Nicoletta Grieco
(NPG 2000-07-6)
È cominciato tutto un anno fa. Avevo qualche chilo di troppo, o meglio, diciamo che ero come sono a volte le tredicenni, non grassa certo, ma con quelle rotondità che incominciano a spuntare dopo l’adolescenza. Però non mi piaceva: non mi piacevo, avrei voluto tornare al mio corpo infantile, snello e sinuoso senza un filo di grasso. E invece quella natura femminile era prepotente: ogni giorno potevo vedere cambiamenti nel mio corpo, e i vecchi jeans non mi entravano più.

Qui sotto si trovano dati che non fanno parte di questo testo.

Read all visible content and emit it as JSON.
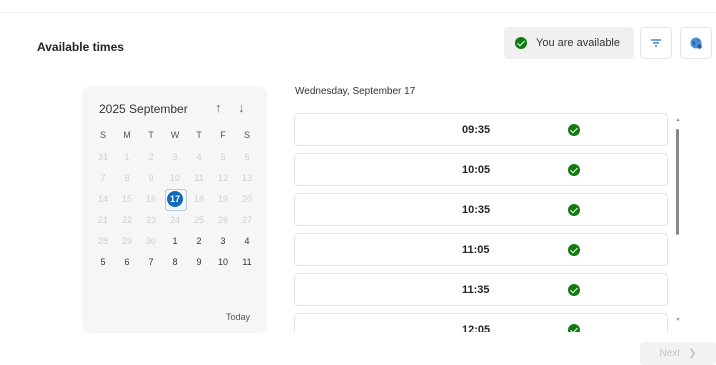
{
  "header": {
    "section_title": "Available times",
    "availability_label": "You are available"
  },
  "calendar": {
    "title": "2025 September",
    "weekdays": [
      "S",
      "M",
      "T",
      "W",
      "T",
      "F",
      "S"
    ],
    "weeks": [
      [
        {
          "d": "31",
          "c": false
        },
        {
          "d": "1",
          "c": false
        },
        {
          "d": "2",
          "c": false
        },
        {
          "d": "3",
          "c": false
        },
        {
          "d": "4",
          "c": false
        },
        {
          "d": "5",
          "c": false
        },
        {
          "d": "6",
          "c": false
        }
      ],
      [
        {
          "d": "7",
          "c": false
        },
        {
          "d": "8",
          "c": false
        },
        {
          "d": "9",
          "c": false
        },
        {
          "d": "10",
          "c": false
        },
        {
          "d": "11",
          "c": false
        },
        {
          "d": "12",
          "c": false
        },
        {
          "d": "13",
          "c": false
        }
      ],
      [
        {
          "d": "14",
          "c": false
        },
        {
          "d": "15",
          "c": false
        },
        {
          "d": "16",
          "c": false
        },
        {
          "d": "17",
          "c": true,
          "s": true
        },
        {
          "d": "18",
          "c": false
        },
        {
          "d": "19",
          "c": false
        },
        {
          "d": "20",
          "c": false
        }
      ],
      [
        {
          "d": "21",
          "c": false
        },
        {
          "d": "22",
          "c": false
        },
        {
          "d": "23",
          "c": false
        },
        {
          "d": "24",
          "c": false
        },
        {
          "d": "25",
          "c": false
        },
        {
          "d": "26",
          "c": false
        },
        {
          "d": "27",
          "c": false
        }
      ],
      [
        {
          "d": "28",
          "c": false
        },
        {
          "d": "29",
          "c": false
        },
        {
          "d": "30",
          "c": false
        },
        {
          "d": "1",
          "c": true
        },
        {
          "d": "2",
          "c": true
        },
        {
          "d": "3",
          "c": true
        },
        {
          "d": "4",
          "c": true
        }
      ],
      [
        {
          "d": "5",
          "c": true
        },
        {
          "d": "6",
          "c": true
        },
        {
          "d": "7",
          "c": true
        },
        {
          "d": "8",
          "c": true
        },
        {
          "d": "9",
          "c": true
        },
        {
          "d": "10",
          "c": true
        },
        {
          "d": "11",
          "c": true
        }
      ]
    ],
    "today_label": "Today"
  },
  "schedule": {
    "date_label": "Wednesday, September 17",
    "slots": [
      "09:35",
      "10:05",
      "10:35",
      "11:05",
      "11:35",
      "12:05"
    ]
  },
  "footer": {
    "next_label": "Next"
  },
  "colors": {
    "accent": "#0f6cbd",
    "available": "#107c10"
  }
}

Così decisi che dovevo dimagrire. Iniziai quasi per gioco, insieme ad Anna, la mia compagna di banco che aveva anche lei gli stessi problemi.
All’inizio fu solo rinunciare a delle golosità particolari, come le patatine o i cioccolatini: dopo però, quando incominciai a vedere i primi risultati, divenne quasi una mania. Mi pesavo tutti i giorni e ogni etto perso era un vittoria: una felicità sottile si impadroniva di me, ed era più forte di qualunque tentazione. Nulla mi faceva più gola o, se succedeva, era comunque più forte la sensazione di vittoria che conseguiva alla tentazione dominata.
Stavo dimagrendo sul serio, e provavo un forte senso di onnipotenza e di dominio sul corpo: cominciai a comprare libri di alimentazione, conoscevo perfettamente la quantità di calorie di ogni cibo da me ingerito, avevo eliminato completamente la pasta, i carboidrati e i cibi grassi.
La magrezza era un mito da perseguire: le immagini delle modelle scheletriche degli anni ’60 i miei idoli. Mi sembrava assolutamente più dignitosa della grassezza, un ideale di spiritualità totale, di astinenza purificatrice. Avrei voluto assottigliarmi contro i muri per svanire, asessuata, invisibile agli occhi del mondo. Il dominio sul cibo mi faceva sentire superiore, come se gli altri cedessero ad una tentazione carnale mangiando, come se fossero schiavi di un qualcosa di sporco e prosaico.
Io mi sentivo pulita dentro, in pace con me stessa quando accarezzavo il ventre piatto e sentivo le ossa del torace sotto le dita.
I miei genitori cominciarono a preoccuparsi: mia madre mi stava dietro costantemente offrendomi del cibo. A pranzo e a cena era un tormento continuo con lei che mi preparava i manicaretti più prelibati per invogliarmi. Mio padre la prese ancora peggio: un giorno a tavola, fuori di sé, mi spiaccicò sul viso una mozzarella nel tentativo di farmela ingoiare. Alla fine, sottostando alla violenza la ingoiai, ma fu per poco, corsi in bagno a vomitarla immediatamente. Quella sera sentii mio padre piangere nella sua stanza.
Mi portarono da tutti i medici più bravi, mi fecero ogni sorta di iniezioni, ma nulla mi indusse a ricominciare a mangiare. Era come farmi rinunciare ai miei ideali, o tradire il mio migliore amico, come commettere qualcosa di immorale.
A scuola i compagni mi guardavano con un misto tra pena e ribrezzo, ma io non ci facevo caso, pensavo che fossero invidiosi della mia forza, della mia volontà superiore a qualsiasi altro bisogno.
Tuttavia, come a conferma della giustezza del mio comportamento, non avevo ancora conseguenze fisiche: non mi sentivo debole, anzi, sentivo di avere la mente più lucida che mai e anche gli sforzi fisici non mi erano difficili.
Poi, d’improvviso, un giorno persi i sensi. Da allora non ricordo più molto, so solo che sono stata in coma per molto tempo e poi, miracolosamente, ne sono uscita.
Sono attaccata alla vita, e questo, dice il mio psichiatra (che adesso mi ha in cura) è stata la mia salvezza.
Non starò a raccontarvi i motivi per cui la mia anima si è ammalata e ha fatto ammalare il corpo. So di essere malata, e questo è già molto, sto combattendo questa malattia come se ne combattono molte altre, ne sono pienamente cosciente e per il momento è già abbastanza. Ho ripreso qualche chilo, sono ancora magrissima, ma adesso non sono sicura di piacermi così tanto. Sono giovane, so che ce la farò, il tempo è dalla mia parte.